# What You’ll Need:
→ Proteins
01 - 4 boneless, skinless chicken breasts (about 5.3 ounces each; total approximately 1.3 pounds)
→ Vegetables
02 - 2 large sweet potatoes (about 1.1 pounds), peeled and cut into 3/4-inch cubes
03 - 1 medium red onion, thinly sliced
04 - 2 cups baby spinach leaves, washed
→ Marinade & Seasonings
05 - 2 tablespoons extra-virgin olive oil, divided
06 - 1 teaspoon smoked paprika
07 - 1 teaspoon garlic powder
08 - 1/2 teaspoon dried thyme
09 - 1/2 teaspoon ground black pepper
10 - 1 teaspoon salt
→ Garnish
11 - Fresh parsley, chopped (optional)
12 - Lemon wedges (optional)
# How to Make It:
01 - Preheat oven to 425°F. Line a large sheet pan with parchment paper or lightly oil the surface.
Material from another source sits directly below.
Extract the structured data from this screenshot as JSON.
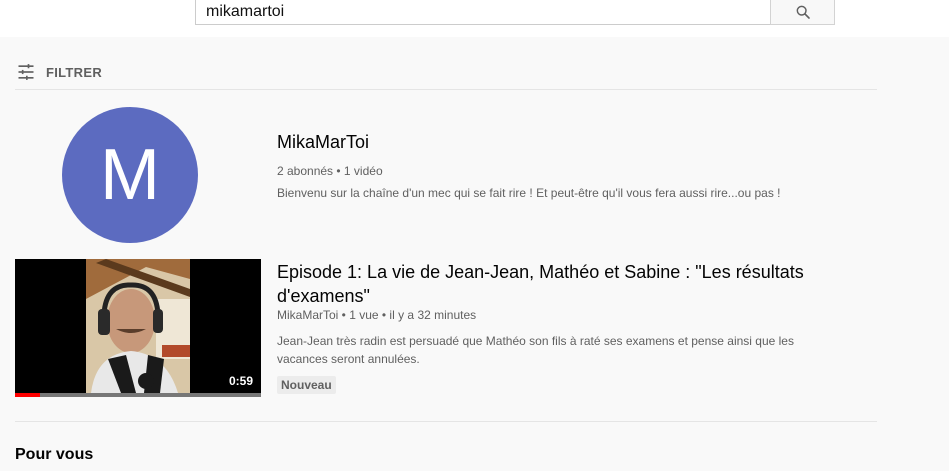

02 - In a large bowl, toss the sweet potato cubes and sliced red onion with 1 tablespoon olive oil, half of the salt and half of the black pepper until evenly coated; spread the vegetables in a single layer on one side of the prepared pan.
03 - In the same bowl, combine the chicken breasts with the remaining 1 tablespoon olive oil, smoked paprika, garlic powder, dried thyme, and the remaining salt and pepper; rub the seasoning evenly over each breast.
04 - Place the seasoned chicken breasts on the empty half of the sheet pan, keeping space between pieces for even roasting.
05 - Roast in the preheated oven for 25 to 30 minutes, turning the sweet potatoes once halfway through, until sweet potatoes are golden and tender and chicken reaches an internal temperature of 165°F.
06 - With approximately three minutes remaining on the roast, scatter the baby spinach over the sweet potatoes to wilt lightly.
07 - Remove the pan from the oven and let the chicken rest for 5 minutes to redistribute juices, then slice the breasts against the grain.
08 - Serve sliced chicken atop the roasted sweet potatoes, onions and wilted spinach. Finish with chopped parsley and a squeeze of lemon as desired.